Kommunikationsgeschichtlich weiter zurückgreifend sei
an den prototypischen Streit um den Victoria-Altar erinnert:
Paidèia statt vorinstallierter Polittheologie:
Ein prototypisches Paidèia-Segment, wenn nicht ein Leitmotiv läßt sich aus der ´dritten Relatio` (9. und 10. Abschnitt) des Senators und Stadtpräfekten von Rom, Quintus Aurelius Symmachus (ca. 342/345 bis 402/403 ? n.Chr.) zuordnen. Symmachus war zweifellos ein Protagonist spätrömischer Toleranz, respektierte die überlieferten Kulte und Gottheiten sowie deren Spiritualität in zeitgemäßer, platonisch-philosophisch und rhetorisch vermittelter Form und setzte sich im Jahr 384 n.Chr. für die Wiederaufstellung des Victoria-Altars im römischen Senatsgebäude ein: vor dem noch minderjährigen, 371 in Trier geborenen, römischen West-Kaiser Valentinian II.

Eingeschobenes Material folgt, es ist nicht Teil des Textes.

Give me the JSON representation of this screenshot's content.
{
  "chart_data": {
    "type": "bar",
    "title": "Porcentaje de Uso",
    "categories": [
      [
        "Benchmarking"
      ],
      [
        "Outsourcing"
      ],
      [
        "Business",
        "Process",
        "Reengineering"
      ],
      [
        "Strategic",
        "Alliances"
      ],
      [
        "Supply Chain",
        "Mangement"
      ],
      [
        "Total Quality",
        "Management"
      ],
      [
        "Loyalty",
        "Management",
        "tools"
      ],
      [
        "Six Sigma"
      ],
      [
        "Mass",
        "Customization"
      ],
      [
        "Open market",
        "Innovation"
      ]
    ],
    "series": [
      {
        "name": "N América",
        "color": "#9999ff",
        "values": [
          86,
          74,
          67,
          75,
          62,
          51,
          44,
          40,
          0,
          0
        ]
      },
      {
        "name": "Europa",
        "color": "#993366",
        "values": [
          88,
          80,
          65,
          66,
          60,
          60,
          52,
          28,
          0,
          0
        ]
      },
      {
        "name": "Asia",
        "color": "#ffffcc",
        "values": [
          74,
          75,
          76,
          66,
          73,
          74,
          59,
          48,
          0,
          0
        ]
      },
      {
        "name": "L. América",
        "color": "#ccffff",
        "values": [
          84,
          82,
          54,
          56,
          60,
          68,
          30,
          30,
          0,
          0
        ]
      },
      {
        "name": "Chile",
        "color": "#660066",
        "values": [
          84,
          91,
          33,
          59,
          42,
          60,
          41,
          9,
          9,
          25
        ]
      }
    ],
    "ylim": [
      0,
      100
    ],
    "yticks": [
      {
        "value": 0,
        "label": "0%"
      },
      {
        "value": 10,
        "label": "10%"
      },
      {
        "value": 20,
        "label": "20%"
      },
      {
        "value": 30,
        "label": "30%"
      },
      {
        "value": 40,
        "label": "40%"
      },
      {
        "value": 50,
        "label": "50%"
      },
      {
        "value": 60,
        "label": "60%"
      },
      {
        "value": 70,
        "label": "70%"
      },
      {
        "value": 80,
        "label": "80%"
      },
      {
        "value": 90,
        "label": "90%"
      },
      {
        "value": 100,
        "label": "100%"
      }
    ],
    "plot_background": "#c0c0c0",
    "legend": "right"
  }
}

Eine Personifikation dieser Victoria siehe Bibliotheca Augustana
https://www.hs-augsburg.de/~harsch/Chronologia/Lspost04/Symmachus/sym_re03.html
Wobei es lediglich um das personifizierte Sieges-Symbol „Victoria“ ging. Und nicht etwa um eine bestimmte göttliche Entität der zwölf Dei Consentes oder eine exemplarische Entität aus dem Kreis der zahlreichen weiteren römischen Götter:
“Vivam meo more, quia libera sum! … Aequum est, quidquid omnes colunt, unum putari. Eadem spectamus astra, commune caelum est, idem nos mundus involvit. Quid interest, qua quisque prudentia verum requirat? Uno itinere non potest perveniri ad tam grande secretum” (Kernaussagen im 9. und 10. Abschnitt der dritten Relatio des römischen Senators Q.A. Symmachus).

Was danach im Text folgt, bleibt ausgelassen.